Some EU countries use the eurozone as a credit card, with Germany picking up the tab – new research
Europe is home to many languages, varied geography and different cultures. And until fairly recently, it was also a place where almost every country had its own currency.
The arrival of a common currency in 1999 changed all that. Now 344 million citizens in 20 of the 27 EU member states use the euro, making it the world’s second most used international currency after the US dollar.
One purpose of the euro is to simplify cross-border payment transfers between eurozone member states. This is achieved using a system called “Target 2” (T2) which settles private sector bank-to-bank and commercial transactions between EU countries.
However, my research shows that this apparently innocuous settlement system is effectively being used to save the eurozone from imploding.
The problem is that some eurozone members – Italy and Spain, for example – import much more from other members than they export, particularly from Germany, the economic engine that has kept the eurozone economies going since 1999.
This results in a trade deficit, also known as a negative balance of trade. And this in turn creates a debt owed by Italy and Spain to Germany.
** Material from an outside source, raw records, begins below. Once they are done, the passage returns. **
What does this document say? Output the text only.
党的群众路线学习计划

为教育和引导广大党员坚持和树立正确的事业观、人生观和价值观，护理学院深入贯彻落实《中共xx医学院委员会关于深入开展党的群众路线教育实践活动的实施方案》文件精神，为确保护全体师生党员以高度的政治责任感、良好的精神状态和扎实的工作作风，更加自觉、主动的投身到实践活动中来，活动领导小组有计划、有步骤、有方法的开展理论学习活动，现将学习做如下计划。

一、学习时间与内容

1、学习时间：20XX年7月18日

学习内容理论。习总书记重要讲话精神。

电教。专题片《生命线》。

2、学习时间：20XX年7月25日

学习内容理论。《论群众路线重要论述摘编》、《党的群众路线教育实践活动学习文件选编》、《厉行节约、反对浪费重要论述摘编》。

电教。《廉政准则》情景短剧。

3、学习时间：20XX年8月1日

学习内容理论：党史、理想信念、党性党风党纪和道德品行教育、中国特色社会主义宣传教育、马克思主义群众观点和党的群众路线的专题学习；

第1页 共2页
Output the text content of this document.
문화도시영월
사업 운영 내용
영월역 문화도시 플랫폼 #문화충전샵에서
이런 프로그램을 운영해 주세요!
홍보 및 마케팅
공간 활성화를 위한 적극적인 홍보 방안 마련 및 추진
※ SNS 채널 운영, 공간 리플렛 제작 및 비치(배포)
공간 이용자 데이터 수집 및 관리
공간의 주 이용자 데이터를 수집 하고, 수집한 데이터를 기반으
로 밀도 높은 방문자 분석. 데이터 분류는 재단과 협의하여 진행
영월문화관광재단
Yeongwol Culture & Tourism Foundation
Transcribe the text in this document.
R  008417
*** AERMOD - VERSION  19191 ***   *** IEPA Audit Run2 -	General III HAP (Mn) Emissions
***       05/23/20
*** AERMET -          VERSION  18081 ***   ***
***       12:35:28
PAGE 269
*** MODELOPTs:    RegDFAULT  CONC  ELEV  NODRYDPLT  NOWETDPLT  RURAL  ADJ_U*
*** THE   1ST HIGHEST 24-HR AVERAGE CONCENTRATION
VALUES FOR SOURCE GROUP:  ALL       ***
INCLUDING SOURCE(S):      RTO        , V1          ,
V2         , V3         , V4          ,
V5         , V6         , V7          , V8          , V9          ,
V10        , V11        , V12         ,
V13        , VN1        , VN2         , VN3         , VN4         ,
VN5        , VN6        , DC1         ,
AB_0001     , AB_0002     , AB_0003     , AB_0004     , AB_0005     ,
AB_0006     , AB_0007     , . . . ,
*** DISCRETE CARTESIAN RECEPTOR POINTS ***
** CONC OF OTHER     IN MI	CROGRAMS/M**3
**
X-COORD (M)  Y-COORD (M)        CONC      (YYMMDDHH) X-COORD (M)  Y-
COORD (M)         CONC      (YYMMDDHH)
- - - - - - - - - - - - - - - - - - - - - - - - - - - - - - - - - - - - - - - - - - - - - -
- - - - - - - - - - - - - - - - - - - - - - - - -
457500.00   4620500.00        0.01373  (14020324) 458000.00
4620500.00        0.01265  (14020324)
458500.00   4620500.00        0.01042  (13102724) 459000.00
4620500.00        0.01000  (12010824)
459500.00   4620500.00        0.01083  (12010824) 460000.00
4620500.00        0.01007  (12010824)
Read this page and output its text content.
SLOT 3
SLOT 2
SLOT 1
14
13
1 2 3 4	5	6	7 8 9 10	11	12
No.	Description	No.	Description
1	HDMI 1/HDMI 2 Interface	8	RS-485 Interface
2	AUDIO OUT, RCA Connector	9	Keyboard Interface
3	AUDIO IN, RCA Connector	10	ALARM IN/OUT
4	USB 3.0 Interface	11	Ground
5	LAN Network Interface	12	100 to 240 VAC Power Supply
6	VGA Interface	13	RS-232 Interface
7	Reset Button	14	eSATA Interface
Luckily for them though, T2 converts this potentially risky debt into an apparently risk-free loan owed by the central banks of Italy and Spain to the central bank of Germany. The trouble is that there is no legal requirement in T2 to ever pay ot back.
United in debt?
Part of the reason for this imbalance is that the eurozone does not satisfy the economic conditions for being an “optimal currency area” (OCA) – that is, a geographical area over which a single currency and monetary policy can operate on a long term basis (in contrast to the UK and US, for example).
The different business cycles within the eurozone (with some countries booming economically, while others are in a slump) mean that trade surpluses and deficits will build up because inter-regional exchange rates can no longer be changed.
The normal way for a country to deal with a trade deficit is to devalue its currency, but this is not possible in the eurozone, since exchange rates between members were fixed in perpetuity in 1999. The most economically efficient countries, like Germany, accrue surpluses, while the more inefficient countries, like Italy and Spain, build up deficits.
To rectify this, surplus regions would have to recycle their surpluses back into deficit regions via transfers to keep the eurozone economies in balance. This is what happens in OCAs like the UK when the national government transfers tax revenues collected in England to Scotland, Wales and Northern Ireland to correct regional imbalances.
But the largest surplus country in the eurozone, Germany, refuses to accept that the EU is a “transfer union”. This is because the eurozone was set up on the explicit basis that market forces, not fiscal transfers, would be used to remove productivity differences between member states – and Germany was determined that it would not cross-subsidise inefficient members.
Yet deficit countries, including Italy and Spain, are using T2 for this very purpose. For them, T2 has effectively become a giant credit card. But unlike a regular credit card, neither the debt nor the interest that accrues on the debt ever needs to be repaid.
Secret European debt mountain
My research also shows that the size of the deficits being built up is causing citizens in those countries to lose confidence in their banking systems, leading them to transfer their funds to banks in surplus countries. T2 is being used to facilitate this capital flight to Germany, the Netherlands and Luxembourg.
Then there is the fact that no member state individually controls the European Central Bank. This implies that they do not (and cannot) stand behind their government debts or currency in the way genuine sovereign nations do – by printing more money to repay their debts when their tax base proves to be insufficient. Eurozone member states are therefore “sub-sovereign” states, since they are effectively using a “foreign currency”.
The present situation is not viable in the long term. And my research suggests only two realistic outcomes.
The first is a full fiscal and political union, with Brussels determining the levels of tax and public spending in each member state. The second is that the eurozone breaks up. Either way, it will cost German taxpayers well over €1 trillion (£854 billion).
The current faltering of the German economy – in part, due to the massive increase in energy costs following the Russian invasion of Ukraine and, in part, due to China no longer needing German machine tools for its factories – could mean that Germany does eventually capitulate to French demands for fiscal and political union.
But if it does, it will be a union based on the protectionist model favoured by France, with much greater state intervention and regulation in the economy and with large state subsidies for favoured sectors and firms.
This is very different from the “ordoliberal” (or “ordered liberal”) model preferred by Germany which supports free markets but seeks to prevent powerful private interests from undermining competition.
However, there are no examples in history where a country – let alone a continent – has regulated its way to economic success. For now, T2 is the silent bailout system that people rarely talk about – but upon which the very survival of the euro depends.